The Rotation-Electronic:
The power supply of this part comes from the motor collectors rectified by diodes separately for the LED's and the controller. From one motor collector the signal _LSYNC is derived. The controller is a Atmel AT89C2051 (8051 derived) with 128 bytes of RAM and a 2 Kbytes flash-EPROM onchip. The controller waits for falling edges of _LSYNC and then starts putting out his display-ram on the LED's, this is done with every new round of the motor axle. At second the controller has a look at the incoming data from the IR-detector, fills it's display-ram with it or (de-)synchronizes with the rotation if this command was detected among the incoming data. The SFH505A is an integrated IR-receiving-unit with high sensitivity and is quite easy to use, but not the best choice, because it is thought for VCR or TV IR-transmission-controls and so don't likes continuous working. When transmitting data, there have to be gaps in the byte stream. An other problem is, that the transmission works with the controllers built in serial-abilities that have well defined tight tolerances, such if the IR-LED is too close on the SFH505A the transfer won't work, change the pre resistor of the IR-LED or try indirect transmission over the ceiling or wall. Perhaps you know a better component as the SFH505A - let me know.

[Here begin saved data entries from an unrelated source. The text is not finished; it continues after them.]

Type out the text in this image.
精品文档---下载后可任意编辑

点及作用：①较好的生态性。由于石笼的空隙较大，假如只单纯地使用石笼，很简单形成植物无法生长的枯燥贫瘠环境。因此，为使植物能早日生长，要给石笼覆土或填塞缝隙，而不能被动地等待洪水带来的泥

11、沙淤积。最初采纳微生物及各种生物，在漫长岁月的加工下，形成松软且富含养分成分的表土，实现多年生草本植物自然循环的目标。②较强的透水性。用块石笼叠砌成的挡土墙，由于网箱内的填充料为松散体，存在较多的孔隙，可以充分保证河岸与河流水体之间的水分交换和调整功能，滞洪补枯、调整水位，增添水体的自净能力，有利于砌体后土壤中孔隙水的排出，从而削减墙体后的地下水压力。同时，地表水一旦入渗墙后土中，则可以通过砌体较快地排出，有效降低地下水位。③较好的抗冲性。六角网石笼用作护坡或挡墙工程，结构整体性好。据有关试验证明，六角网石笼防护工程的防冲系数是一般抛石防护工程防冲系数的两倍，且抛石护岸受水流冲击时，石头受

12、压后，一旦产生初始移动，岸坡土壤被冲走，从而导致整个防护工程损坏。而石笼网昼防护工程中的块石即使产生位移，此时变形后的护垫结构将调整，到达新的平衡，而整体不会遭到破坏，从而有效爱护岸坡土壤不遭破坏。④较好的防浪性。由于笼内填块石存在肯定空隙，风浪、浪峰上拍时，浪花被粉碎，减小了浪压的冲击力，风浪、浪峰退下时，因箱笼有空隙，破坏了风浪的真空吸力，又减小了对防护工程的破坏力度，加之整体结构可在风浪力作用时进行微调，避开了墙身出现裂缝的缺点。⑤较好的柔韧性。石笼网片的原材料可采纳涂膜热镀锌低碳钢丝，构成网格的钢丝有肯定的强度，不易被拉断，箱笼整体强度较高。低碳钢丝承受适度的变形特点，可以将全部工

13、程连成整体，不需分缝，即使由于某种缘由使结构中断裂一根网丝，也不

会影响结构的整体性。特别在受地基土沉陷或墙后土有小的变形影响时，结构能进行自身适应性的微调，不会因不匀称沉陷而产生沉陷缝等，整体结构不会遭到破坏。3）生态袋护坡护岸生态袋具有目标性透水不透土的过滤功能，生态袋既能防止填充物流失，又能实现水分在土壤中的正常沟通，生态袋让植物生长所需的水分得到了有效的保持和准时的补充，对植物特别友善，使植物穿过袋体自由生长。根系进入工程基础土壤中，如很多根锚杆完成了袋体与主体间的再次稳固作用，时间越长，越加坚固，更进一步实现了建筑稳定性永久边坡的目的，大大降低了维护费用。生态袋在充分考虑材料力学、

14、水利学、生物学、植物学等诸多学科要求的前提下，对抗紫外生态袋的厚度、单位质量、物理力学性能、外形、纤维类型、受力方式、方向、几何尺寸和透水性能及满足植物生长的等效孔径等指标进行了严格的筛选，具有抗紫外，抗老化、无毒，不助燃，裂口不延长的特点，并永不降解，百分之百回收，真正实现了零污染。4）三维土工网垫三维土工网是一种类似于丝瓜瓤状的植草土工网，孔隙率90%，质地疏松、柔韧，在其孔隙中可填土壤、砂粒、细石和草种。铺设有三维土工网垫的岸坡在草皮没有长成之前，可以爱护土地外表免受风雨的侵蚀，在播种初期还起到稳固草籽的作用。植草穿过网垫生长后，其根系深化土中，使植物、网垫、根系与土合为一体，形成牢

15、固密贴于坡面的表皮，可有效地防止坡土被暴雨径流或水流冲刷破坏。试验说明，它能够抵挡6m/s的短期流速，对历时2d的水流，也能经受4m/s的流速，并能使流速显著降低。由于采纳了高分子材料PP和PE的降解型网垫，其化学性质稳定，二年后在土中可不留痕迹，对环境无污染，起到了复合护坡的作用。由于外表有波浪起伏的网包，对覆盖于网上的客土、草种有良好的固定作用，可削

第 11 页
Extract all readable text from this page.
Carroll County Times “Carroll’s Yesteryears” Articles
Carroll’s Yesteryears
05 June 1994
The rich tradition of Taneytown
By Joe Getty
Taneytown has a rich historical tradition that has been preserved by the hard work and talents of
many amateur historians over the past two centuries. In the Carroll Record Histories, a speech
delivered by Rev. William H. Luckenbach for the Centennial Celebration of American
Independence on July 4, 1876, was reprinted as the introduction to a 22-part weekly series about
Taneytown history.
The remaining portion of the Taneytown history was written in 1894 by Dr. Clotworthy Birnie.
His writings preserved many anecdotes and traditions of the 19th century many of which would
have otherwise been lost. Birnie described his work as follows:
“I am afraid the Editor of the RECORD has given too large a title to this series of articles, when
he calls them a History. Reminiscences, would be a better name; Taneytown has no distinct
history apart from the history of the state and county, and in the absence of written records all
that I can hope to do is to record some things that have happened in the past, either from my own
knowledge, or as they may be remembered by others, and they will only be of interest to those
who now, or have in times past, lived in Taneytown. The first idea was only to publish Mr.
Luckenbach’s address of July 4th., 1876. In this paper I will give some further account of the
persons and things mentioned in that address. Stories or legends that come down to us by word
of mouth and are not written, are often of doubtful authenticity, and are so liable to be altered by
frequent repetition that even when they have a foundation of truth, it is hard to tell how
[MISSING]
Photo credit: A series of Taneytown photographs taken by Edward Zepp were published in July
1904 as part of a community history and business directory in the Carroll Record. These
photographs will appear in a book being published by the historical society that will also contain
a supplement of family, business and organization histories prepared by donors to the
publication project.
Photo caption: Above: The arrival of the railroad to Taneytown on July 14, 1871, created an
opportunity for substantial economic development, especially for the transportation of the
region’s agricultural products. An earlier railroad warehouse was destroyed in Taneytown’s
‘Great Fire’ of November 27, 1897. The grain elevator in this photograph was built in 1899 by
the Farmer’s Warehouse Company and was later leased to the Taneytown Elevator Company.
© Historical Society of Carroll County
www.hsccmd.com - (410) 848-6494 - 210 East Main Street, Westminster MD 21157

The last display-digit is a little status-info:
1. LED = second tact sync
2. LED = second 59 sync,
3. LED = time and data sync
4. LED = DCF-transmitter sends on reserve-antenna
5.-8. LED = running up = wintertime, running down = summertime.

The IR-Transmission-Electronic:
The same 2051-controller is used in this scheme, it evaluates the signals from the DCF-part and holds the current date and time and further receiving-infos in his RAM. Once a second the controller forms this data with help of a character-matrix to a serial data stream. This is handed after invertation to the following NE555-timer that modulates it with 38 kHz; at last the IR-LED radiates this signal. S1 on the controller switches between time- and data-display.

The DCF-Receiver:
You can buy this part ready to use from Conrad-Electronic. There are pedants for DCF in various countries, but protocols and frequencies will differ.

Time Broadcast in various Countries

Software and Schematics:
Source code download for both controllers is in AVR assembler and ready for programming in Intel-Hex format.

Download Software

Download Schematics

Be careful, this device awfully strikes your fingers if getting too close, it also totters around like drunk if not balanced carefully.